Several years later Conseula comes to see Kepsch to tell him she has been diagnosed with breast cancer. Kepsch is truly bereft and mourns:

“In every calm and reasonable person, there is a hidden second person scared witless about death.”


Consuela is dying. Kepsch is dying. At the time I read the novel, I felt that’s what Roth was really writing about. It is also the central theme in several of his recent novels, most recently Exit Ghost and earlier Everyman. In Exist Ghost he says that growing old is a massacre. It’s not quite that severe in The Dying Animal, but you sense it is just around the corner.

Far from feeling youthful, you feel the poignancy of her limitless future as opposed to your own limited one, you feel even more than you ordinarily do the poignancy of every last grace that’s been lost…You note the difference every second of the game.

What is it that puts me outside? It is age. The wound of age.

…time is not how much future she has left, and she doesn’t believe there is any. Now she measures time counting forward, counting time by the closeness of death.

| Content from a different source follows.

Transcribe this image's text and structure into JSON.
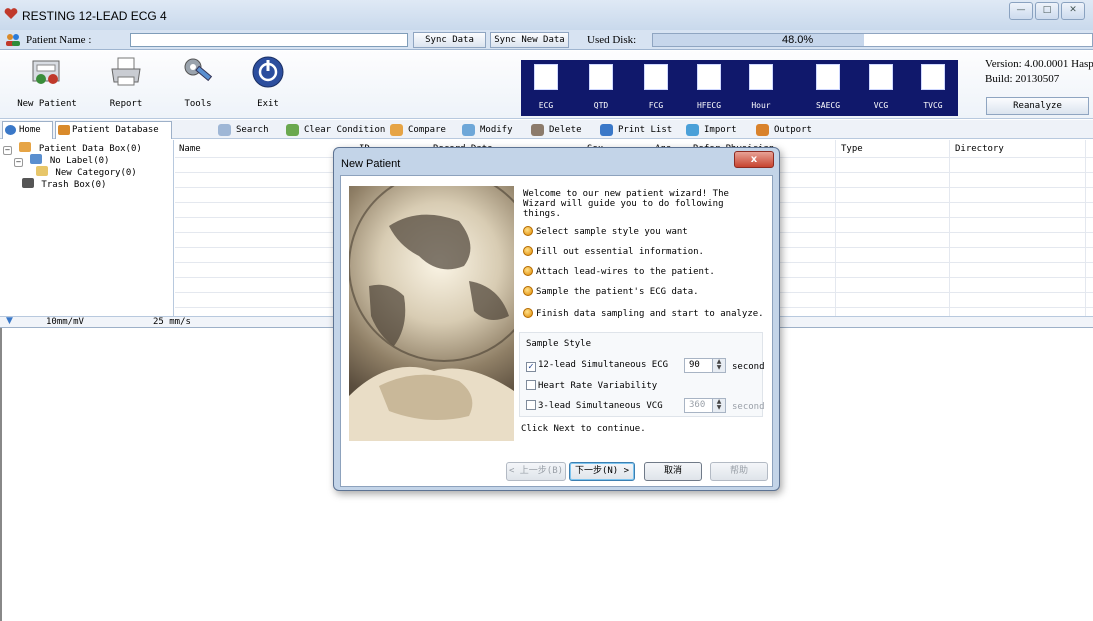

In truth, the film also spends a good deal of time dealing with questions of age. As the film reviewer James Berardinelli notes in his review of Elegy:

"Aging is a significant element of this movie, especially as it relates to an intimacy between someone who is closer to death than birth and someone who, ideally, is the opposite."

I concur with Berardinelli who, in contrast to most reviewers of the film or the novel, reflects Roth’s preoccupation with the steadily increasing limitations of growing old. Roth does this with genuine poignancy and so does the film director Isabel Coixet regardless of who she has cast as Professor Kepesh. And I think she has also chosen a better title for the story. “Elegy” is typically a lament for the dead. Here it is a lament for the death of youth, the looming death of a beautiful young women and an aging man.